Alongside their focus on carbon, Brongain Farm implements regenerative principles including keeping the soil covered to protect it from sun burning or frost and keeping living roots in the soil, which provides food for creatures living underground. The farm also reduces soil disturbance, grows a diverse range of grass plants because soil thrives on variety, and uses cattle for grazing land, which is highly beneficial for the soil.
McDonald’s is helping Brongain Farm look to the future, too. Plans to use the farm as a research hub to evaluate the success of different technologies, such as renewable energy or organic fertiliser composting, are ongoing.

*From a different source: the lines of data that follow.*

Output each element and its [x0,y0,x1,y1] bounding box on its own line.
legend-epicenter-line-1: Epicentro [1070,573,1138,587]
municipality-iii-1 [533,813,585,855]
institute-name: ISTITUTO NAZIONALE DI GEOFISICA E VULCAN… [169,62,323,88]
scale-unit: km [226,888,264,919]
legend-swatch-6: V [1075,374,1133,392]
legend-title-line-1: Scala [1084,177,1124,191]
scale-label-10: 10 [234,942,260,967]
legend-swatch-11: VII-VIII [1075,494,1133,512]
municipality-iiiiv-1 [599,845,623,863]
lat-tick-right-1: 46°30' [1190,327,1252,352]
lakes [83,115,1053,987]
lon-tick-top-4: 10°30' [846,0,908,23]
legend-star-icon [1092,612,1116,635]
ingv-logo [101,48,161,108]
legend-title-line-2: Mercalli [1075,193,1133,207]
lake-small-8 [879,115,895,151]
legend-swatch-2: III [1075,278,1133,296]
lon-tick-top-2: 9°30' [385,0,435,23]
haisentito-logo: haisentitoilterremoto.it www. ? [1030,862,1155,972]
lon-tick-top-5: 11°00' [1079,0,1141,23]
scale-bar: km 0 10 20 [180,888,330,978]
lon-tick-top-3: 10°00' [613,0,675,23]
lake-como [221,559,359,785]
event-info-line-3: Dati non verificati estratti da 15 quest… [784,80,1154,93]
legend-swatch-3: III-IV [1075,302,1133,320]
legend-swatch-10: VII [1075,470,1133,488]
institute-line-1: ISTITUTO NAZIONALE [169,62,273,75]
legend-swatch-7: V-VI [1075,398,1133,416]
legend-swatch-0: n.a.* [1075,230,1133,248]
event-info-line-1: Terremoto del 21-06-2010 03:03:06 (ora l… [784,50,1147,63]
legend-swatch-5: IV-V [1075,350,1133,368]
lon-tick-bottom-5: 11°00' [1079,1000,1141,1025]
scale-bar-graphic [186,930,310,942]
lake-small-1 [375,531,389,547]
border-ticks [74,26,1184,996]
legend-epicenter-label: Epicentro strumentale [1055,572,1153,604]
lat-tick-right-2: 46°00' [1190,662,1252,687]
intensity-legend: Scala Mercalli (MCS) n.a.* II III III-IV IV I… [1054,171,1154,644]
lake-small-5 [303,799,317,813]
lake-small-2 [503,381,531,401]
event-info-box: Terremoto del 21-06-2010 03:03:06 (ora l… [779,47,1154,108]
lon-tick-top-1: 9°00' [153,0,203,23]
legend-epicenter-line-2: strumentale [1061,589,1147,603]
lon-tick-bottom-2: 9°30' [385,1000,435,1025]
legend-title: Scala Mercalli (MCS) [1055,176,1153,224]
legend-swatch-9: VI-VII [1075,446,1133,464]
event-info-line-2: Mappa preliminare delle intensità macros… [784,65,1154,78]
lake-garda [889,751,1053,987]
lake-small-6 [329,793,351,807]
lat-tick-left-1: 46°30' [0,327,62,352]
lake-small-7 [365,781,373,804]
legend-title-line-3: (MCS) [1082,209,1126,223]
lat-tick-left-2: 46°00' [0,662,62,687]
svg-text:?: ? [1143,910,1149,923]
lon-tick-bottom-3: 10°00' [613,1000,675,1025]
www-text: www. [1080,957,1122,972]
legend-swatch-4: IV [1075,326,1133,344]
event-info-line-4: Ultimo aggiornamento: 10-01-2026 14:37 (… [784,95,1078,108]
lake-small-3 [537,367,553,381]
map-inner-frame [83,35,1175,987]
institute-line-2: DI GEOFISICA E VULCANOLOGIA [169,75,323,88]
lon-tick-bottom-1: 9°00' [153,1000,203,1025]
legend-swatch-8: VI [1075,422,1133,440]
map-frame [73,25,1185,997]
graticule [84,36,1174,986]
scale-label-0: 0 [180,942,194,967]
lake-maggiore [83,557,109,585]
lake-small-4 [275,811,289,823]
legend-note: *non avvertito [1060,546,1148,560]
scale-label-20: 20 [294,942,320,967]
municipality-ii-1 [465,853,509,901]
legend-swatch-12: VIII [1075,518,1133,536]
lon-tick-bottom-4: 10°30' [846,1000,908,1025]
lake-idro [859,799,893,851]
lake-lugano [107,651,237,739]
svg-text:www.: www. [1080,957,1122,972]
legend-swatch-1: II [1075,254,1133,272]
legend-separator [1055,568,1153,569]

As well as guidance and resources, McDonald’s has provided a means of sharing the successes and learnings at Brongain Farm with farmers across the country. “Having [McDonald’s’] support has given us tools [to measure and validate our carbon footprint], and [these systems can be put] in place for other farmers to use,” Pickstock says. Once he has trialled a technology and analysed its success, McDonald’s helps to facilitate the sharing of this information across the agricultural sector, through partnerships with other farmers, as well as national knowledge-sharing conventions and roundtables.
As Pickstock explains, it is this collaboration that is so vital for ensuring quality meat for the long term, and for the transition to net zero. In fact, it enables him to share best practice with his peers: “Once [others in the farming community] trust and see what we are doing, they too will be able to come on the journey with us with the confidence that it really works.”